Потревоженная ночь вздрогнула, и все видения исчезли, обратились в сон. Но где граница между сном и явью? Ведь любой сон может рано или поздно превратиться в реальность подобно тому, как едины пространство и время, способные иногда поворачивать вспять неизмеримо малые и необозримо великие волны своего течения.

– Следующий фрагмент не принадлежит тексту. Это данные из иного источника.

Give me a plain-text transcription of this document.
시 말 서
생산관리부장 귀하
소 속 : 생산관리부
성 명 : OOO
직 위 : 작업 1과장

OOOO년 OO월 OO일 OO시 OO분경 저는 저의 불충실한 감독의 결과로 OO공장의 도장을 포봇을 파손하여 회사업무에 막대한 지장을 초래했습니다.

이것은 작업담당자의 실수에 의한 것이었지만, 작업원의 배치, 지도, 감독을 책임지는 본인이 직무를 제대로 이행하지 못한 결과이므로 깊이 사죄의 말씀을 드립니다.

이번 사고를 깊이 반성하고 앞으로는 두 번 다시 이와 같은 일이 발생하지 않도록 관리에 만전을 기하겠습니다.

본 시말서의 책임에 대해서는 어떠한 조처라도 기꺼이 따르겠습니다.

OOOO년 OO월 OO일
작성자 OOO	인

— Конец! — сонным шепотом подхватил и ветер, словно только что примчался невесть откуда, а не отсыпался в кроне Тополя. — Ночи конец. Знаешь, старина Тополь, а про Михайлов день мне кажется, что все это — лишь сон… А впрочем, что знают дни о ночи?

— Ничего! — вздыхает Тополь.

— Ничего! — шепчет Бузина.

— Ничего! — помаргивают звезды, и кажется, будто легким инеем подернуты поля, а бледный серпик убывающей луны пышным, мягким шелком укрывают барашки облаков.

Со стороны села прилетел ворон. Уселся на верхушке колодезного столба, огляделся по сторонам, затем склонился, как обычно перед тем, как закаркать в полный голос, словно зябко подрагивающая округа ждала от него важных сообщений…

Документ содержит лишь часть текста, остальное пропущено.